"Mr. Grant, you're Irish!" Dixie laughed up at him. Grant smiled again.
"I only wish I were, so I could say the things I'd like to say in the way I'd like to say them. But come now, Mr. Von Lertz, you're only joking about leaving. Why it's only midnight."
"Midnight?" Von Lertz started. "Then we must go. It's imperative. That is—"
And while he hesitated and explained, a taxi had driven up outside, at the little triangle which divides Broadway at 72nd Street. From the darkness within, a high cheeked, raw-boned man had started forward, a grip in his hand, only to be halted by a cowering individual who shot forth from a bench at the sidewalk.

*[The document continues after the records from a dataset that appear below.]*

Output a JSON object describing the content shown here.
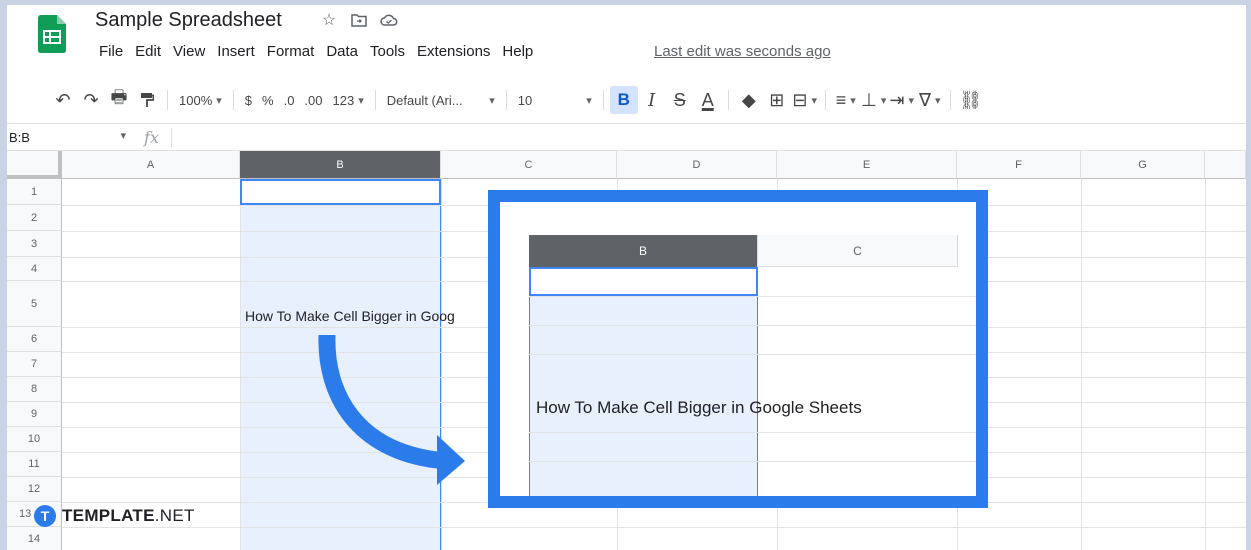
{
  "app": {
    "title": "Sample Spreadsheet",
    "menu": [
      "File",
      "Edit",
      "View",
      "Insert",
      "Format",
      "Data",
      "Tools",
      "Extensions",
      "Help"
    ],
    "last_edit": "Last edit was seconds ago",
    "accent_color": "#2b7bea"
  },
  "toolbar": {
    "zoom": "100%",
    "currency": "$",
    "percent": "%",
    "decrease_decimal": ".0",
    "increase_decimal": ".00",
    "number_format": "123",
    "font": "Default (Ari...",
    "font_size": "10",
    "bold": "B",
    "italic": "I",
    "strike": "S",
    "text_color": "A"
  },
  "formula_bar": {
    "name_box": "B:B",
    "fx": "fx"
  },
  "grid": {
    "columns": [
      "A",
      "B",
      "C",
      "D",
      "E",
      "F",
      "G"
    ],
    "selected_column": "B",
    "rows": [
      "1",
      "2",
      "3",
      "4",
      "5",
      "6",
      "7",
      "8",
      "9",
      "10",
      "11",
      "12",
      "13",
      "14"
    ],
    "cell_b5": "How To Make Cell Bigger in Goog"
  },
  "zoom_view": {
    "columns": [
      "B",
      "C"
    ],
    "cell_text": "How To Make Cell Bigger in Google Sheets"
  },
  "watermark": {
    "badge": "T",
    "brand_bold": "TEMPLATE",
    "brand_thin": ".NET"
  }
}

"Back in that cab!" he ordered in a whisper. The raw-boned bomb maker started.
"Why—?"
"Don't ask any questions. Back in that cab!"
"But I've got the bomb! Von Lertz said everything would be ready for me. I—"
"Everything is ready—but in a way that we didn't look for," answered the spy on the sidewalk. "Look!"
Quickly and surreptitiously, he pointed upward. Where the flaring sign of the Ansonia Hotel blazed out upon the night, was silhouetted the figure of a man. Ten feet away was another—and another—and another. Down on the sidewalk, a solid cordon of police in uniform was drawn about the building. Not a person could approach without being seen—the guarding arm of the police was absolute.